Rafael Torres
01:00 • 19 nov. 2011
Diríase que lo del domingo es un puro trámite. El Verbo, hecho carne en los sondeos y en las demoscopias, designó ya al vencedor de los comicios, y lo designó, además, a lo grande: mayoría absoluta. La campaña electoral, pues, no ha servido para cambiar el sentido de un solo voto, ni siquiera para dotar de algún sentido positivo, por lo que se ve, a la mayoría de ellos.
Todo el pescado estaría ya vendido, el partido de Fabra, de Mayor Oreja o del alcalde de Valladolid habría puesto el cava, bueno, no, el champán, a enfriar, y solo quedaría esperar la luz que descienda sobre España, disolviendo las sombras con las que la entenebreció, durante siete años y pico, el Maligno. De aquí a que esa luz descienda, apenas quedaría una irrelevante formalidad. Un trámite.

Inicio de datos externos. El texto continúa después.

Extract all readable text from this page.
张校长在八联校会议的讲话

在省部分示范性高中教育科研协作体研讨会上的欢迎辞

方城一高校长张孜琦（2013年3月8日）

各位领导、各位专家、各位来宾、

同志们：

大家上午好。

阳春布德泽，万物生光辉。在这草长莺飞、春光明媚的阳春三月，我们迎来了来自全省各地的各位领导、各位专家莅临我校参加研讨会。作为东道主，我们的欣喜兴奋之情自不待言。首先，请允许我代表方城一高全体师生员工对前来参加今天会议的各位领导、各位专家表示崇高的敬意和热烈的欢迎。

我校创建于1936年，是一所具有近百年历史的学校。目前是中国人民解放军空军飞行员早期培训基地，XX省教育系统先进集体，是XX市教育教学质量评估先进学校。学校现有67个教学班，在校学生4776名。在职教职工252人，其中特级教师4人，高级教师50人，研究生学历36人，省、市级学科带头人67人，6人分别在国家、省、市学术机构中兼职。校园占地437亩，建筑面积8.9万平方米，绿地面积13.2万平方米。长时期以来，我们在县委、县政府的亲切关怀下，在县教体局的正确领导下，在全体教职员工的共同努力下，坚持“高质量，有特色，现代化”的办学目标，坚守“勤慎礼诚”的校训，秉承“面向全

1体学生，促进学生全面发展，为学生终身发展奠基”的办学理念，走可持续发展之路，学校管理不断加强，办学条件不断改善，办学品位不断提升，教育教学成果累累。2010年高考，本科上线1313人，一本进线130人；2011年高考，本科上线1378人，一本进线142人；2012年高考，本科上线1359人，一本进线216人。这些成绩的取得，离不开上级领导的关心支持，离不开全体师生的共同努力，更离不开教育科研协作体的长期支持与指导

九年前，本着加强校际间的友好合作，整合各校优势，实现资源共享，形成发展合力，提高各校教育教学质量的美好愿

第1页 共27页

Pero no es un trámite: mayorías absolutas, poder territorial absoluto, partido único, son cosas que nunca sentaron bien ni a esta ni a ninguna otra nación. A esta, menos. La última vez que se le dio la mayoría absoluta a alguien, nos metió en una guerra infame de consecuencias desastrosas. La última vez que alguien amasó todo el poder, mejor no recordarlo, aunque también podría aprovecharse la jornada de reflexión para hacerlo.
Eso que se presenta como un trámite, pues ya está dictado que el íncubo Zapatero tiene que pagar todos juntos sus errores, y su partido y la izquierda en general apurar el cáliz de su derrota hasta las heces, no es un trámite, sino un salto al pasado, por mucho que el futuro que se nos pinta se le parezca tanto.